Versioning
Every application has its own version history. As you draft, Nodes-IP keeps a running record of where the application has been, so you can always reach back to a previous state, and so a filed version is preserved exactly as you filed it, no matter how the project evolves afterwards.
Applications and versions
An application is a single filing under a project: a US application, an EP application, a PCT application. A project can hold any number of applications, and each one is independent: it has its own claims, sections, title, docket, bibliography, and version history.
A version is a saved checkpoint of an application's content. Each version preserves:
- The claims and application sections (Background, Summary, Detailed Description, etc.) as they read at that moment.
- The title and docket / reference for the filing.
- The inventors and applicants named on the filing, captured as they were at that moment, including their names, nationalities, and addresses.
- The figures and reference-sign elements referenced from the content, captured with their state at that moment.
Versions are immutable. Once a version is frozen, nothing about it changes: not the claims, not the inventors, not the figures it points at. It is a faithful record of the application as it stood when you saved it.
Current draft and frozen versions
At any time, exactly one version of each application is the current draft, the editable draft you're typing into. Every other version is frozen.
When you save, Nodes-IP freezes your current draft (under a name, if you give it one), then creates a new current draft on top of it. You keep editing in the new current draft; the frozen version stays put as a permanent record.
You don't manage this by hand. There is no "switch to edit mode": if you can type into it, it's the current draft. If you can read it but not type, it's frozen.
Saving
Use Save (the save button on the editor toolbar, or Ctrl+S while editing claims or sections) to freeze a version. A name is optional. Naming a version is how you find it again later, so it's worth naming the ones that matter, like a milestone "as filed at the USPTO", "first office action response", or "ready for client review". When you save, Nodes-IP freezes the current draft, then opens a fresh current draft for you to continue editing in.
A saved version without a name is kept as a plain checkpoint. Either way, the saved version is kept and listed in the application's version history.
You cannot save while there are unresolved pending changes from the assistant on the current draft. Accept or reject them first, then save.
Version history
Open the Matters view to see an application's version history. Each application lists its current working draft at the top, followed by every saved version in order, with the name you gave it (or Checkpoint if you saved it without one) and how long ago it was saved.
The live registry vs frozen versions
Inventors, applicants, figures, and reference-sign elements live in a project-wide registry. Editing them updates the registry, and the change is reflected in the current draft of every application.
Frozen versions are immune. Renaming an inventor or updating an address changes how the registry reads going forward, but it does not change what's on any version you've already frozen. A filed version always shows the inventor exactly as named at filing time.

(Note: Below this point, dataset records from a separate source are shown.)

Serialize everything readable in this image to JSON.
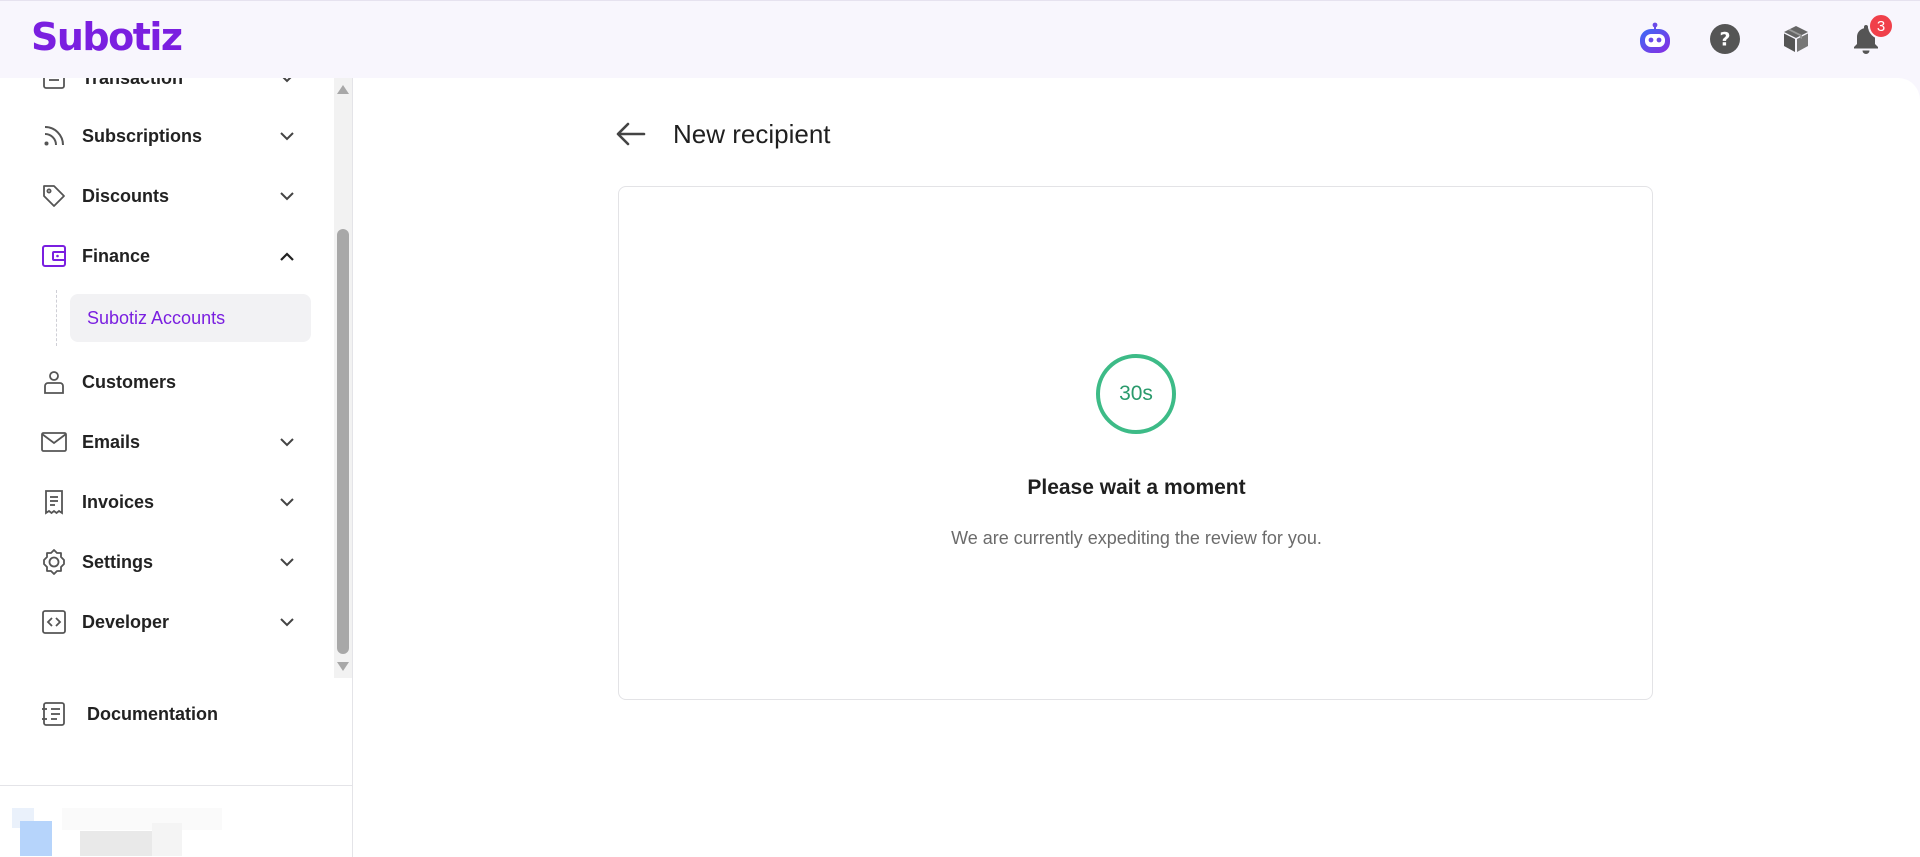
{
  "brand": {
    "name": "Subotiz",
    "color": "#7a1fe0"
  },
  "topbar": {
    "icons": [
      "assistant-bot-icon",
      "help-icon",
      "package-icon",
      "bell-icon"
    ],
    "notification_count": "3"
  },
  "sidebar": {
    "items": [
      {
        "label": "Transaction",
        "icon": "transaction-icon",
        "chevron": "down"
      },
      {
        "label": "Subscriptions",
        "icon": "rss-icon",
        "chevron": "down"
      },
      {
        "label": "Discounts",
        "icon": "tag-icon",
        "chevron": "down"
      },
      {
        "label": "Finance",
        "icon": "wallet-icon",
        "chevron": "up",
        "active": true
      },
      {
        "label": "Customers",
        "icon": "user-icon"
      },
      {
        "label": "Emails",
        "icon": "mail-icon",
        "chevron": "down"
      },
      {
        "label": "Invoices",
        "icon": "receipt-icon",
        "chevron": "down"
      },
      {
        "label": "Settings",
        "icon": "gear-icon",
        "chevron": "down"
      },
      {
        "label": "Developer",
        "icon": "code-icon",
        "chevron": "down"
      }
    ],
    "finance_sub": {
      "label": "Subotiz Accounts"
    },
    "documentation": {
      "label": "Documentation",
      "icon": "docs-icon"
    }
  },
  "main": {
    "title": "New recipient",
    "countdown": "30s",
    "wait_title": "Please wait a moment",
    "wait_desc": "We are currently expediting the review for you.",
    "accent_green": "#3dbb87"
  }
}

This is why a save freezes the bibliography too, so the record of who was named on which filing is preserved, even years later when the registry has moved on.
Forking from another application
A new application can start either empty or as a fork from a frozen version of another application in the same project. This is the natural workflow for follow-on filings, for example an EP application that starts from the US version 2 filing, or a continuation that starts from the parent's grant.
When you fork, the new application is created with a current draft whose content is copied from the source version (claims, sections, title, docket, bibliography, figures). It is its own application after that, and edits there don't affect the source.
Forking is project-scoped: you can only fork from versions in the same project. The element and figure registries are shared per-project, and crossing projects would break those references.
Deleting versions
You can delete a saved version from its row in the version history. Deleting a version does not break the chain: any later versions that branched from it are re-parented to its parent, so the history stays connected. If the deleted version has cross-application descendants (an EP application that forked from it, for example), the confirmation dialog warns you before re-parenting them. A root version (the very first version of an application) can't be deleted, since there's no parent to stitch its children onto, and the live current draft can't be deleted either.
Coming soon
A few related capabilities are not in the product yet:
- Restoring an old version. Reopening a frozen version to fork the application from that point, so you can revise a claim set you'd abandoned or take the application in a different direction from a known good point. For now, the way to branch from an earlier state is to fork a new application from it (see Forking from another application above).
- Renaming a version. Changing a saved version's name after the fact. For now, pick a name you'll recognise when you save.
- Automatic checkpoints. Background autosaves between your named saves, so an unnamed safety-net copy is always available. Until that ships, save the states that matter: a version only exists once you save it.